What it REALLY means

"I can't find it," REALLY MEANS, "It didn't fall into my outstretched hands, so I'm completely clueless." 


"That's women's work," REALLY MEANS, "It's dirty, difficult and thankless." 

"Will you marry me?" REALLY MEANS, "Both my roommates have moved out, I can't find the washer, and there is no more peanut butter." 

"It's a guy thing," REALLY MEANS, "There is no rational thought pattern connected with it, and you have no chance at all of making it logical." 

"Can I help with dinner?" REALLY MEANS, "Why isn't it already on the table?" 

"It would take too long to explain, "REALLY MEANS, "I have no idea how it works." 

"I'm getting more exercise lately," REALLY MEANS, "The batteries in the remote are dead."

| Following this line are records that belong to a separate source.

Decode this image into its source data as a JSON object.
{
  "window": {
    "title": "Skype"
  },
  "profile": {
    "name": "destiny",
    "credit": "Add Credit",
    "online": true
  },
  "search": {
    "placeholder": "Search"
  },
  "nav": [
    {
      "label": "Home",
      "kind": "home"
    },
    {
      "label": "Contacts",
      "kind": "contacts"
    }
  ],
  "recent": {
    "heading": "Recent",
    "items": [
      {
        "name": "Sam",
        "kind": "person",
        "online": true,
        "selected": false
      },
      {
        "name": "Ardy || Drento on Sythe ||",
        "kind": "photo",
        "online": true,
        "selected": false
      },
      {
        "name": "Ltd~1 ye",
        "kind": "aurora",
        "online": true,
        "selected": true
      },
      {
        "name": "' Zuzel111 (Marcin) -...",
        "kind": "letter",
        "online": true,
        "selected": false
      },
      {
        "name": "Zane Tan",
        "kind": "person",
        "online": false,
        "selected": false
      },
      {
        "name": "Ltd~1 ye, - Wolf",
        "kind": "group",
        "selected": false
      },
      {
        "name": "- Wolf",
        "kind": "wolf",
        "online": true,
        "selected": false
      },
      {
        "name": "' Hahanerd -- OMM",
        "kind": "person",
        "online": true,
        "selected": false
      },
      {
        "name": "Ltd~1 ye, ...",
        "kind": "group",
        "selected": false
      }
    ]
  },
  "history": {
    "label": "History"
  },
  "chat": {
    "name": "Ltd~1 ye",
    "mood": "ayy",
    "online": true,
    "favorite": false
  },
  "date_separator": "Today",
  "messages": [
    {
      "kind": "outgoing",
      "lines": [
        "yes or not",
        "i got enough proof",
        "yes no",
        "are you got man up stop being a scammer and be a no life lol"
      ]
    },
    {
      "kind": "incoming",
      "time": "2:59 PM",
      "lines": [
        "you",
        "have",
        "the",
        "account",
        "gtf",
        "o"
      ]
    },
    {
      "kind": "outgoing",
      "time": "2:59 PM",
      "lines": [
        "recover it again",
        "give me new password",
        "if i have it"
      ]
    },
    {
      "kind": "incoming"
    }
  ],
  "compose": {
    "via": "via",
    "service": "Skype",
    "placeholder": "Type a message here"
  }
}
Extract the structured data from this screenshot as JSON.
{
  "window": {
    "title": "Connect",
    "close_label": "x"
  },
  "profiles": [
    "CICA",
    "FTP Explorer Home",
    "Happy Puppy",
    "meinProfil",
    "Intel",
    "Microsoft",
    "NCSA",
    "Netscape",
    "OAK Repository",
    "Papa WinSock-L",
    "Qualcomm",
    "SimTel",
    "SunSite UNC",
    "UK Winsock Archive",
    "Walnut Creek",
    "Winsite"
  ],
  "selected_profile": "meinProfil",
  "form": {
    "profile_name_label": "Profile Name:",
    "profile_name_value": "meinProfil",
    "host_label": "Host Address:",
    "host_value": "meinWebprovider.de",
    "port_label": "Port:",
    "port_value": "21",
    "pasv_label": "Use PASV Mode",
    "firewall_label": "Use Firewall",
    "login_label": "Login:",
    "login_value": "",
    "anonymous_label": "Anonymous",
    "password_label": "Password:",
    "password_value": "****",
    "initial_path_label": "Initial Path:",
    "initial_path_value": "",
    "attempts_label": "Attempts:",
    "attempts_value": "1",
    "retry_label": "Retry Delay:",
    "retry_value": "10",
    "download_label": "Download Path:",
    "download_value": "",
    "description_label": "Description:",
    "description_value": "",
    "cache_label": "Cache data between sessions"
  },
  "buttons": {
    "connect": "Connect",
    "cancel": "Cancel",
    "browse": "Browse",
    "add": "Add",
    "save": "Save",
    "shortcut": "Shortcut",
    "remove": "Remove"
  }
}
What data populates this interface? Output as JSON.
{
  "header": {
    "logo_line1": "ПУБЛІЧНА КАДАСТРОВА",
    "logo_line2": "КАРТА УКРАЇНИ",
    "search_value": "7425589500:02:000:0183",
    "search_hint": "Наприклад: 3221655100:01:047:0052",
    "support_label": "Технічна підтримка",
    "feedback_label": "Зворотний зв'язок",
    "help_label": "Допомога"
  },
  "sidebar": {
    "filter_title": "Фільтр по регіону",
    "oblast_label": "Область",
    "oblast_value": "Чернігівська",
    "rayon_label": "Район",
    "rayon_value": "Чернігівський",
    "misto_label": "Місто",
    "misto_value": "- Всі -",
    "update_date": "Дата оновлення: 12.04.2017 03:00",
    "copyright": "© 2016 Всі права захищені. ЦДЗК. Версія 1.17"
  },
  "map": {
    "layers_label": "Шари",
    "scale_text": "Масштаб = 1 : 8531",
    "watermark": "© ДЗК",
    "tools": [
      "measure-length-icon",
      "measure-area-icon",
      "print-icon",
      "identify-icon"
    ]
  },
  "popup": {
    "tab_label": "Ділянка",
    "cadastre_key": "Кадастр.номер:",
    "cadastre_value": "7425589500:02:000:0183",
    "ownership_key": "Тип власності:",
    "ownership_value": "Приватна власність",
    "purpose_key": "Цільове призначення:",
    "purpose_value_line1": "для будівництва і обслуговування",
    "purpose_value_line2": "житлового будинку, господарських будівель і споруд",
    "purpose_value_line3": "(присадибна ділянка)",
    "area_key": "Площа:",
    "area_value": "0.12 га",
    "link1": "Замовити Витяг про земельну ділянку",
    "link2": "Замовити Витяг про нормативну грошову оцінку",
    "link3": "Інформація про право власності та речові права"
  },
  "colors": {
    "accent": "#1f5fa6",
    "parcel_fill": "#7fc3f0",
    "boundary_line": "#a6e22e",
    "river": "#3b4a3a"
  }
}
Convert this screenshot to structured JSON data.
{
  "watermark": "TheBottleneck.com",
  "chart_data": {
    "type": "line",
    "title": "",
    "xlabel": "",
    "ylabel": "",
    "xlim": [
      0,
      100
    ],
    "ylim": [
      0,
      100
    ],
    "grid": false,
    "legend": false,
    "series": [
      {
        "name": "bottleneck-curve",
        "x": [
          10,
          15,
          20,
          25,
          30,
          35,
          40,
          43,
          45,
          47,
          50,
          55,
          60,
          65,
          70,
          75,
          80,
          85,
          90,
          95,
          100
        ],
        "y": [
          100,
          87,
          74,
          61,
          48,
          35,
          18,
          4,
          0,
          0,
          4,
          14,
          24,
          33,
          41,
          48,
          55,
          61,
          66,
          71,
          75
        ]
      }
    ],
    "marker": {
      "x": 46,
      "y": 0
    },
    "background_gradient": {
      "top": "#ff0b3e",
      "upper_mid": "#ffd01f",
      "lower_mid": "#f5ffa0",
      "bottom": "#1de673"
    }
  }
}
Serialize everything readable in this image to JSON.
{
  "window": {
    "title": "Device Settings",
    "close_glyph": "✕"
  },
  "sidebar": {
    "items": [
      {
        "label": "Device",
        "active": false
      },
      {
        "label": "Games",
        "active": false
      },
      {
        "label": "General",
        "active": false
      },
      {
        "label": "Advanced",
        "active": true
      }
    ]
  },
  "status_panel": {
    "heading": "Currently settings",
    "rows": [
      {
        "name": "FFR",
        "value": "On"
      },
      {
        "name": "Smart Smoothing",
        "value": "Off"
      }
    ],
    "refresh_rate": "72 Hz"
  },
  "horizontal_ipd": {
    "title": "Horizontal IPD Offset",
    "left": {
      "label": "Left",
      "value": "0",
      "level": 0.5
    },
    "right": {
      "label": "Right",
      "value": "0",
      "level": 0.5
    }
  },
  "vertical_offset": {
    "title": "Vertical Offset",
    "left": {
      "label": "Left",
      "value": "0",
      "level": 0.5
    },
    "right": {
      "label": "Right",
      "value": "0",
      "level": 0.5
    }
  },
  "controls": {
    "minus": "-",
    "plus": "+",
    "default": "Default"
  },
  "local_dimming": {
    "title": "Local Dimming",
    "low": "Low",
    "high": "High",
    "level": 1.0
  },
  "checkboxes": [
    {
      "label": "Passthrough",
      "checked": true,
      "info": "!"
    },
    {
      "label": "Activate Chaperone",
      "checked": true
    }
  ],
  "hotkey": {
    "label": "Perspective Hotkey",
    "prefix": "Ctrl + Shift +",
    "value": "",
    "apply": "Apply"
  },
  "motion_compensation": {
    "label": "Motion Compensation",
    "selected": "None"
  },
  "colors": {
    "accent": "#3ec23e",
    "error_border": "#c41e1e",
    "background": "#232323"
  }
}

Things I'd Like to Hear, Just Once

From my auto mechanic: 


"That part is much less expensive than I thought." 
"I've never seen anyone maintain his car as well as you do."
"You could get that done more cheaply at the garage down the street."
"It was just a loose wire. No charge." 

From my son's preschool teacher: 

"Everyone misbehaved today except Michael."
"Michael traded his candy bar for carrot sticks."
"I wish we had 20 Michaels."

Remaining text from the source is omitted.